Be wary. Be suspicious of texts and phone calls (even if it seems like it’s coming from a service provider or bank) that ask you to share personal or financial information. Even if the website looks legitimate, ask yourself, “How did I get here?” If you came through an SMS link, it could be a fake website. This could even come from a phone number that you recognize. If you receive a request to change your password, avoid using the provided link. Instead, log in as you normally would, either through Google or the app on your phone, and check if the request is still valid. If not – it’s a scam.
What do businesses/telcos need to do to stop it?

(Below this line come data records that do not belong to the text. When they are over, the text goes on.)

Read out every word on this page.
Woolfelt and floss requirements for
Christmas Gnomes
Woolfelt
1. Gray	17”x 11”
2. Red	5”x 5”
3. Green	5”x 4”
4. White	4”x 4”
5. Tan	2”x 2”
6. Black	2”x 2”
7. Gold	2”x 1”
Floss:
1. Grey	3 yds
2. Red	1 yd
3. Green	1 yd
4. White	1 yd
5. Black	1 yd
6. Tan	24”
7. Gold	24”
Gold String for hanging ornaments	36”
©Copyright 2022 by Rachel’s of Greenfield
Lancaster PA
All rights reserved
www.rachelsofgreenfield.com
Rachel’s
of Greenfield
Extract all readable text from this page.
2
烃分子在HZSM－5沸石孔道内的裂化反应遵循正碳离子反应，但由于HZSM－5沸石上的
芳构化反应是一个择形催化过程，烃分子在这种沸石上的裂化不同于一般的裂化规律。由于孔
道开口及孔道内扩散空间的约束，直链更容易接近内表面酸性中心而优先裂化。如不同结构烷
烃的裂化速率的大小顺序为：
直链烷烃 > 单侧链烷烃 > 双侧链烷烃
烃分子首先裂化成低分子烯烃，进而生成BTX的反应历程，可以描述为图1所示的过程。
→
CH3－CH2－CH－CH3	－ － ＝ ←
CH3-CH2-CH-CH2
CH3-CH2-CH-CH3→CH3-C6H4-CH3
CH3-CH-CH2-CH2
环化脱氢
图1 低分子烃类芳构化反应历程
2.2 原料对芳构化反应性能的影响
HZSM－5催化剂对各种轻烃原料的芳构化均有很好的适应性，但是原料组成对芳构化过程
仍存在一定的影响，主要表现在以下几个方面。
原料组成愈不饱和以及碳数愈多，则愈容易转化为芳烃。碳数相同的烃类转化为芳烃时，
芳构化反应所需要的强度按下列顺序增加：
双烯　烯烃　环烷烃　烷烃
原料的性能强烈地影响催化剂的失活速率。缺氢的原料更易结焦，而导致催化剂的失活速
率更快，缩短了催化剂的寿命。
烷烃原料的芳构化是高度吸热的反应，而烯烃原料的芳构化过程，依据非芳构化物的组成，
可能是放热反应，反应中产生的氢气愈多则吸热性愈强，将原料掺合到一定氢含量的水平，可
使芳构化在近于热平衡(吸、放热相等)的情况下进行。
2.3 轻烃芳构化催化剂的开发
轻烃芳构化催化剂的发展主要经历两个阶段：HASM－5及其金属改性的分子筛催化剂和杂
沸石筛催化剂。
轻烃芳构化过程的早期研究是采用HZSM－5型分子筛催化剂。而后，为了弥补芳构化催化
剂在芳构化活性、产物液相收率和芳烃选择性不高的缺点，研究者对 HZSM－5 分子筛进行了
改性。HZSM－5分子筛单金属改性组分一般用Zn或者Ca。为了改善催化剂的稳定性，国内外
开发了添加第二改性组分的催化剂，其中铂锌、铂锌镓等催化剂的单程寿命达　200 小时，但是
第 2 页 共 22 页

As much as consumers need to be wary, the only ones who can contain this type of fraud are businesses and telecom companies. These scams are taking place on channels owned by mobile operators (and occasionally businesses that have cloud communications or their own phone lines) so it’s up to them to identify fraudulent activity and shut it down. Unfortunately, this is really challenging due to the sheer scale of international communications. You’ve got calls coming and going from all over the world, often passing through different countries and carriers on the way, which makes it really hard to pin them down.
How does BICS help?
As a global player in the telecommunications landscape with a massive telecoms network that spreads all over the world, BICS is in a unique position to help fight fraud. We carry over half of the world’s roaming traffic, and so when we apply our AI tools to that massive data, we can analyze traffic patterns and identify and block fraudulent activity on the network. We can do this for businesses and other telco companies. Our FraudGuard solution has proactively blocked over 850 million fraud attacks and saved a collective €2.1 billion for our customers.